Characterization of hydrophilic—hydrophobic polymeric surfaces by contact angle measurements

Abstract

Polymeric solid surfaces were prepared by a radiation-induced graft copolymerization technique using various mixtures of 2-hydroxyethyl methacrylate (HEMA) and ethyl methacrylate (EMA). Low-density polyethylene (PE) films were used as graft substrates. Contact angles on these polymeric surfaces were determined in air and under water. The critical surface tension ( γ c) of each polymeric surface in air was estimated by the Zisman method. Geometric mean and harmonic mean approximation methods were utilized to estimate the dispersion force contribution ( γ s d) and the polar contribution ( γ s p) to the total surface free energy ( γ s) from contact angle data in air. The geometric mean approximation was also used to estimate γ s d′ and γ s p′ from contact angles under water.

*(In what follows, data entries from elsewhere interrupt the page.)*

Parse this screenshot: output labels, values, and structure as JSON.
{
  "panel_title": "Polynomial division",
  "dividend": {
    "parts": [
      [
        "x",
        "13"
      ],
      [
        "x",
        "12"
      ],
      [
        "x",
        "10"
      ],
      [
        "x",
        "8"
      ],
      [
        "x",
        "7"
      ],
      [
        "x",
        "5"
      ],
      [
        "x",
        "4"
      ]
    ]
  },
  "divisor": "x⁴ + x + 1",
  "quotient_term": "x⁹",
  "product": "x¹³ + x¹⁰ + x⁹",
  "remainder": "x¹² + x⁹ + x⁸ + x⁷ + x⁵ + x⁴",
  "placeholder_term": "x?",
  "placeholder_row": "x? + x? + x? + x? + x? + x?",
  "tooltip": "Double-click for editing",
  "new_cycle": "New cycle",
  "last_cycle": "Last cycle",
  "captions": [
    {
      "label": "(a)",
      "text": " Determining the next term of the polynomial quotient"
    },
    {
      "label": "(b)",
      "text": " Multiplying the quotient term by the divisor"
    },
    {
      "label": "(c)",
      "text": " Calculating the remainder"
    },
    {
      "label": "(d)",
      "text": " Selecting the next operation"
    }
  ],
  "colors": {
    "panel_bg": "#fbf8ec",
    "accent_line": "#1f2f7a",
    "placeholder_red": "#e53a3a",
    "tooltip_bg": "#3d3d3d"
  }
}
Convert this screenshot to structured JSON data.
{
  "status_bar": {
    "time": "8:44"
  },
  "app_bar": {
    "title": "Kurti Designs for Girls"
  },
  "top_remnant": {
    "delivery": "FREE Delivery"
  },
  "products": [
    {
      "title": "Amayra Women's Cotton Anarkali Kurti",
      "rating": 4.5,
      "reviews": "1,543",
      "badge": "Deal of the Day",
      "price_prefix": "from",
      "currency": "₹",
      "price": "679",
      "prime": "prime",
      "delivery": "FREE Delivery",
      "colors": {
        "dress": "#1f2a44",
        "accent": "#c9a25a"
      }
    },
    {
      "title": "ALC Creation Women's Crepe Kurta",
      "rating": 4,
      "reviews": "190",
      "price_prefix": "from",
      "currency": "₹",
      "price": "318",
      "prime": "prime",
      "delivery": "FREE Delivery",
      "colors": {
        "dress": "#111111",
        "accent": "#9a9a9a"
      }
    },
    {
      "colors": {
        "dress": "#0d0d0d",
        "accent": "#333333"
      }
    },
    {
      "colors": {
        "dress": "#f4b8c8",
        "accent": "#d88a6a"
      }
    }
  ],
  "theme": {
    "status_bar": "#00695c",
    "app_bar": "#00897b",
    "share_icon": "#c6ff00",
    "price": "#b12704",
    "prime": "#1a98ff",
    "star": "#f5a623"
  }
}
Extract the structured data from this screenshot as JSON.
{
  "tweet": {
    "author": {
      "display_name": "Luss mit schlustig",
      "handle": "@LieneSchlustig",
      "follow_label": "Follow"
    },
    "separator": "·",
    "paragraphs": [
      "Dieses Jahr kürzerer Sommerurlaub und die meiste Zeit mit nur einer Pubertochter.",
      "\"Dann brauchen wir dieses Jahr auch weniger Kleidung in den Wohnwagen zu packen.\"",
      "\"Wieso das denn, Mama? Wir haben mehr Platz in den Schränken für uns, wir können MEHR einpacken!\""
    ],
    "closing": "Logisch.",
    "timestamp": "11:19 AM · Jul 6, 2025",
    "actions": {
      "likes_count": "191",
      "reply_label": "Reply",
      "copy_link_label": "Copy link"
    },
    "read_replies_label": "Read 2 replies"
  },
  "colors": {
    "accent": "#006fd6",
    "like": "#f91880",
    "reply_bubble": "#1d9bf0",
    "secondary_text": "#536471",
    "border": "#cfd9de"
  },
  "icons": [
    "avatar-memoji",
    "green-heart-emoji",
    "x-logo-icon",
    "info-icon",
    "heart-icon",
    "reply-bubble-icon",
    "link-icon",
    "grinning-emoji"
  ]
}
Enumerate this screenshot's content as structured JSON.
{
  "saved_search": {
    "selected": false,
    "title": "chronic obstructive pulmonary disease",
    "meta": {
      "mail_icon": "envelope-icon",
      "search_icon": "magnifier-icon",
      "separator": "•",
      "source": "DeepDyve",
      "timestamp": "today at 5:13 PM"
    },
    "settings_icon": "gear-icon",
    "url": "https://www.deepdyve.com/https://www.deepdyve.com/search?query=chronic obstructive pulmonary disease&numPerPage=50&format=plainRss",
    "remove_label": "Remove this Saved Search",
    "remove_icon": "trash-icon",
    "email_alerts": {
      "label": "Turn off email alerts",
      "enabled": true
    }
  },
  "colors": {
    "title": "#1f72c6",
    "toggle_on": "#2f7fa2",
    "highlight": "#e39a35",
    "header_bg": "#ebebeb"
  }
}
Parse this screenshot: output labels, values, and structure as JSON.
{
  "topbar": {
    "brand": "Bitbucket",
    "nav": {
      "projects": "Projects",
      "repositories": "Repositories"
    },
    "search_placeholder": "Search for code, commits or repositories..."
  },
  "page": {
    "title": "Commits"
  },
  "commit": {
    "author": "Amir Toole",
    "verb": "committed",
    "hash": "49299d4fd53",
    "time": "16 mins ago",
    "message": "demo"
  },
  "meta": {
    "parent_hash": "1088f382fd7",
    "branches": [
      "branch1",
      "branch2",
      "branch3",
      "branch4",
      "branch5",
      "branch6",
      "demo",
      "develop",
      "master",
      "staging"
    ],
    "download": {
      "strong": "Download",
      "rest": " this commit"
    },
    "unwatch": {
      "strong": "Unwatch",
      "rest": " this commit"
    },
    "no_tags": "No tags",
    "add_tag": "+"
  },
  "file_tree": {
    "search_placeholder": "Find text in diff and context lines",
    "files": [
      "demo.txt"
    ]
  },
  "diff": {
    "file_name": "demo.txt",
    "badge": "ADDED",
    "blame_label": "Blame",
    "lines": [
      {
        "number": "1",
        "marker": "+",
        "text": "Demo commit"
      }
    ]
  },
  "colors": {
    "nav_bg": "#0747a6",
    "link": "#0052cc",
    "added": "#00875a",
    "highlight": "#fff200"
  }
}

The calculated values of γ s d, γ s p are strongly dependent on the pair of liquids chosen for the calculation regardless of the approximation adopted. The values of γ s, calculated as the sum of γ s d and γ s p, are close to the γ c values and are less dependent on the pair of liquids used. A comparison of the ratio γ s d/ γ s p for the same surface in air and under water suggests that major polymer chain conformational changes occur, particularly with respect to the hydroxyl side chain, when such surfaces are immersed in water.